Form factor efficiency need not be confined only to electronic devices. Industrial machinery, farm equipment, automobiles and home interiors, to quote a few, could benefit from new dimensions in form factor efficiency. Machining centers were a great advancement in multi-machining of components, especially complex automobile parts such as cylinder head and cylinder block. Typically, the part to be machined is kept in the centre of the machining centre. The idle exterior of the machining centre can also be designed to perform other machining activities such as planning and shaping or to perform certain surface measurements. Farm equipment constitute yet another example of how the total surface area can be differentially designed and shaped to meet different soil conditions and tilling requirements. Automobiles can be designed for example to offer seat configurations that can be modified to suit the occupiers’ body profiles and driving preferences. Home interiors offer enormous potential for space-optimized and convergence-oriented designs.

Regenerative engineering

Technology has, so far, made life easier for the human being with the advances in science, engineering, information processing and medicine. Devices and equipment are continually upgraded to newer levels of efficiency and new devices and equipment are also continuously developed to offer new applications. Creation of robots and humanoids has been the crowning glory of this technological achievement. The next wave of technology could create robots which replicate human beings with thought processes and movements which are as close to those of human beings as possible. The third wave could see two different dimensions of medical technology.

The first is a chip-empowered human being. If a chip can power a computer or a device to the highest realms of performance, it would be equally feasible in future for a chip to power a handicapped person to overcome his or her handicaps.
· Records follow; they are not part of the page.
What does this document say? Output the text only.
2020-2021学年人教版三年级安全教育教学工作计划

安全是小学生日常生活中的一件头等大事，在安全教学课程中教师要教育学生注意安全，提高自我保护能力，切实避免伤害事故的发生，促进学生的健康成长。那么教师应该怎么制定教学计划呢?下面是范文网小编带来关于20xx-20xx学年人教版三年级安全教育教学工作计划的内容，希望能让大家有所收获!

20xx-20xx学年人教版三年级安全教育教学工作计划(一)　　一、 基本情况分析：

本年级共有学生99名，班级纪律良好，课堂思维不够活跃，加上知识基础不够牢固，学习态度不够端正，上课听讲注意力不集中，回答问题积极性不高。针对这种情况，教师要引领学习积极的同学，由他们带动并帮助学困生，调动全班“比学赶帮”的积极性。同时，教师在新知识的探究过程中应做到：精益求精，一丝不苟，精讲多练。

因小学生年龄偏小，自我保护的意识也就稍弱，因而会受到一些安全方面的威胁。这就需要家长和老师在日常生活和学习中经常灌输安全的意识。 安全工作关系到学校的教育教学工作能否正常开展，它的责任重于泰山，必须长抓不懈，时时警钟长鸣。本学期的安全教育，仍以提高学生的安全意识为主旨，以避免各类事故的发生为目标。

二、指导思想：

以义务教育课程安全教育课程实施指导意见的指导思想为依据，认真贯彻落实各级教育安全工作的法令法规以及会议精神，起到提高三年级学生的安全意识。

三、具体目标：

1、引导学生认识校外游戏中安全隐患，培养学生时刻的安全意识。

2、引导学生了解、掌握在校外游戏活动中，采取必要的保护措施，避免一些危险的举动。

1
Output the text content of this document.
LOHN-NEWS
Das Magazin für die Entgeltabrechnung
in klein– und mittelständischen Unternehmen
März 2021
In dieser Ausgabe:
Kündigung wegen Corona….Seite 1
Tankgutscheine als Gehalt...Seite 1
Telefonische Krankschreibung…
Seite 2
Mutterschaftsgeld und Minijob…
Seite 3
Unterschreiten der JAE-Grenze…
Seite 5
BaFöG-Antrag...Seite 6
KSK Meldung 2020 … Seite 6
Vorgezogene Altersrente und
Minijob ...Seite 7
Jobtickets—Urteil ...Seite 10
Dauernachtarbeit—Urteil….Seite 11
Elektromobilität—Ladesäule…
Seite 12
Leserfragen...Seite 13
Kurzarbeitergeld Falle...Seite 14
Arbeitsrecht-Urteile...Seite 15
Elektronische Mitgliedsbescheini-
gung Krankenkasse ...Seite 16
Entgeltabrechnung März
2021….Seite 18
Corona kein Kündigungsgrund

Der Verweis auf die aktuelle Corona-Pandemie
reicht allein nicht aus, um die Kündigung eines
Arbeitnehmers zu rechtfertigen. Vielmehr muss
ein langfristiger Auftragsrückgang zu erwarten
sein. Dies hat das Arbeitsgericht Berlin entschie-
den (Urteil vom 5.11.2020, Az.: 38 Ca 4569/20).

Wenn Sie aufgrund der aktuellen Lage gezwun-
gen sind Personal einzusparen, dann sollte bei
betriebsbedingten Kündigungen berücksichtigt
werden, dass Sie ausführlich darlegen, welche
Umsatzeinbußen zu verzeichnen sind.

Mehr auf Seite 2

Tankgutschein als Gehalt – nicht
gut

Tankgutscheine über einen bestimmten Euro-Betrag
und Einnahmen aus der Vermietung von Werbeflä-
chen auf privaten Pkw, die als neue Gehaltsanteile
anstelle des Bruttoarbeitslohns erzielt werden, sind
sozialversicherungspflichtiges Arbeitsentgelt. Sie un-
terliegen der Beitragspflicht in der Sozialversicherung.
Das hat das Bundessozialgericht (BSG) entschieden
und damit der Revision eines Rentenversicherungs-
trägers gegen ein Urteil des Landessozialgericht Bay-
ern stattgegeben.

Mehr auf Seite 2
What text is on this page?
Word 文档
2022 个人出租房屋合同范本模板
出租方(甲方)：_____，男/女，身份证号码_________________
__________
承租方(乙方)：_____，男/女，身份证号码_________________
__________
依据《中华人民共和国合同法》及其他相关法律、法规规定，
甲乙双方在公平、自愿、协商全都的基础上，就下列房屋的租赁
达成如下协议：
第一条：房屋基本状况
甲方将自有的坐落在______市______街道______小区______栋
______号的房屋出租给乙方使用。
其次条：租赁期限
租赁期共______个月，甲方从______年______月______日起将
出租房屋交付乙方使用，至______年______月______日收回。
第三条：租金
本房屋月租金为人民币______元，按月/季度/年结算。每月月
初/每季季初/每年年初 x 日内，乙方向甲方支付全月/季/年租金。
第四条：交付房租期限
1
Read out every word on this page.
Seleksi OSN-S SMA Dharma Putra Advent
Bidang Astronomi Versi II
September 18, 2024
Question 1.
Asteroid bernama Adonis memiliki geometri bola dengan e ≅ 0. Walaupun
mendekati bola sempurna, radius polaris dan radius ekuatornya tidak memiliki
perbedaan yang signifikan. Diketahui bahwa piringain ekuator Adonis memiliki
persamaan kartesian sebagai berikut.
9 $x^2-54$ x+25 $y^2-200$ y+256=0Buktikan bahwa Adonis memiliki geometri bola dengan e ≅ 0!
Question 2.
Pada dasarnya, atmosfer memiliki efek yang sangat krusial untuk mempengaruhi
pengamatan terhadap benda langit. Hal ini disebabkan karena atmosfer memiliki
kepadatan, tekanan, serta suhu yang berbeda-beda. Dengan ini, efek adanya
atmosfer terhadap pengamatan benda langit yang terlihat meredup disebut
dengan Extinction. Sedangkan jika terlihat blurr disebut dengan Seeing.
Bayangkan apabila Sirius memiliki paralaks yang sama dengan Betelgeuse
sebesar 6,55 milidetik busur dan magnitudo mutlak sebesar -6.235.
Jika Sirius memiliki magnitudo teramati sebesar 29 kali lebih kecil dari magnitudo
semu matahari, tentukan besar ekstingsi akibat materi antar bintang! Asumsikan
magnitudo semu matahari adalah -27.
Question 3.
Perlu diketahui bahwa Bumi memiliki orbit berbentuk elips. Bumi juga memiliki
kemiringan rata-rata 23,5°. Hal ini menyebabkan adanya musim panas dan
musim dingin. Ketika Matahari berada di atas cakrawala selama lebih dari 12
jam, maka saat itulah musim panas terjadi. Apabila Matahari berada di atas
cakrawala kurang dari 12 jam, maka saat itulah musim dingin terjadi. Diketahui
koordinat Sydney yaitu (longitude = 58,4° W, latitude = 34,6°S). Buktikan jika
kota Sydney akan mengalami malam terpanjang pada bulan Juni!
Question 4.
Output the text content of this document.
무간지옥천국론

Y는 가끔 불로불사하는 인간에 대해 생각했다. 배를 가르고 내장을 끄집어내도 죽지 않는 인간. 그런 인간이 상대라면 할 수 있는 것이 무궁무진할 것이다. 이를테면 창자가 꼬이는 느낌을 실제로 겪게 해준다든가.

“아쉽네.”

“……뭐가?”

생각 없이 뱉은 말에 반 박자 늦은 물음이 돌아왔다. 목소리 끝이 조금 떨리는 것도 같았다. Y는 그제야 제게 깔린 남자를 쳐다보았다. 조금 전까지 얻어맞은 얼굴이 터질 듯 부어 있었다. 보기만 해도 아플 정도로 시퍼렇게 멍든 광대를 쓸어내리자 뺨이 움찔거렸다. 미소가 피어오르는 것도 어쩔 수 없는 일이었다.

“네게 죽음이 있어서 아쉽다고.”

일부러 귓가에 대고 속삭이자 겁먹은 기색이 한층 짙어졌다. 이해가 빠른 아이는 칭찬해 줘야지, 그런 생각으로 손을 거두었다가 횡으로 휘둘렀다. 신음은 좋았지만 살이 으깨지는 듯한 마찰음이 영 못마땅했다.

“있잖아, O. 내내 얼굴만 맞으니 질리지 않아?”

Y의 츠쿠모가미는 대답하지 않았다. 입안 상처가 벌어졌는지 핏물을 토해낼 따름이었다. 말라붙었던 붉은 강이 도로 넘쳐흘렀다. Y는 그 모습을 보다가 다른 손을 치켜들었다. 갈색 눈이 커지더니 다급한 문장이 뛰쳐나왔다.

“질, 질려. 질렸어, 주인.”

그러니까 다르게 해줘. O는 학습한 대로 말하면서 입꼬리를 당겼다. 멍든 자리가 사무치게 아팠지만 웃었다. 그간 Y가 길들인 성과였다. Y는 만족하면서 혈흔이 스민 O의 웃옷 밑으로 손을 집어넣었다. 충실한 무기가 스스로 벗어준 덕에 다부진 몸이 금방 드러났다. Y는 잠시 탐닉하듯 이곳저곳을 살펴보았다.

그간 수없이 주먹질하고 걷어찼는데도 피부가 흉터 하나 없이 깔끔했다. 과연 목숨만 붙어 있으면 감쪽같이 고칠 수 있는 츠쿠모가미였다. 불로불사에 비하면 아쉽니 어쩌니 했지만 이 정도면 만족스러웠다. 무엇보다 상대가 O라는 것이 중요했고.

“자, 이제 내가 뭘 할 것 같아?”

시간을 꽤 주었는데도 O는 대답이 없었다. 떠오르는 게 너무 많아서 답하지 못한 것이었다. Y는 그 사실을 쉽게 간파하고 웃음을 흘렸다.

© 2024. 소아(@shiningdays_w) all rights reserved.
Physically challenged special persons can look forward to previously unforeseen contributions from third wave of technology. Technologists, physicians and surgeons, however, need to collaborate to establish connectivity between the human chip and neural networks of the human brain. Just as a pacemaker did wonders to cardiac performance, the new human chip would be the future brain maker, duly supported by a slew of bio-medical parts.

The second is creation of human organs through regenerative medicine. Stem cells are showing enormous promise to rebuild human capabilities, whether of weakened heart muscles or re-growing lost organs. While immortality is certainly antithetical to rules of life, enhanced span of life and improved quality of life are certainly possible through regenerative medicine. Technology would need to create appropriate environmentally conditioned laboratory suites and new generation equipment for cellular and molecular analysis. Aseptic cryogenic, genetic and incubating equipment with enhanced bioengineering capabilities are required for scientists to explore new vistas in regenerative medicine .

Summary

The world is in the throes of several challenges posed by depletion of resources, global warming, and increasingly volatile economic and social conditions. Technology has made life meaningful in the past bringing previously inconceivable things into the realms of life; there is no reason why technology would not usher in yet another transformation for a society that is being increasingly pressured not only by technology itself but also by the way technology is deployed.

The new third wave of technology will express itself in four essential dimensions. The first will be in terms of ensuring food and energy security for the planet, through new infrastructural technologies. The second will be in terms of growing businesses without borders through new convergence products and concurrence businesses. The third will be in terms of greater utilization of form factor design for each device and equipment to be spatially and functionally more utilitarian. The fourth will be in terms of integrating technological and human capabilities to regenerate and reinforce human capabilities.

The world would be a far better and rejuvenating place to live for the human race if the third wave of technology pans out as presented herein.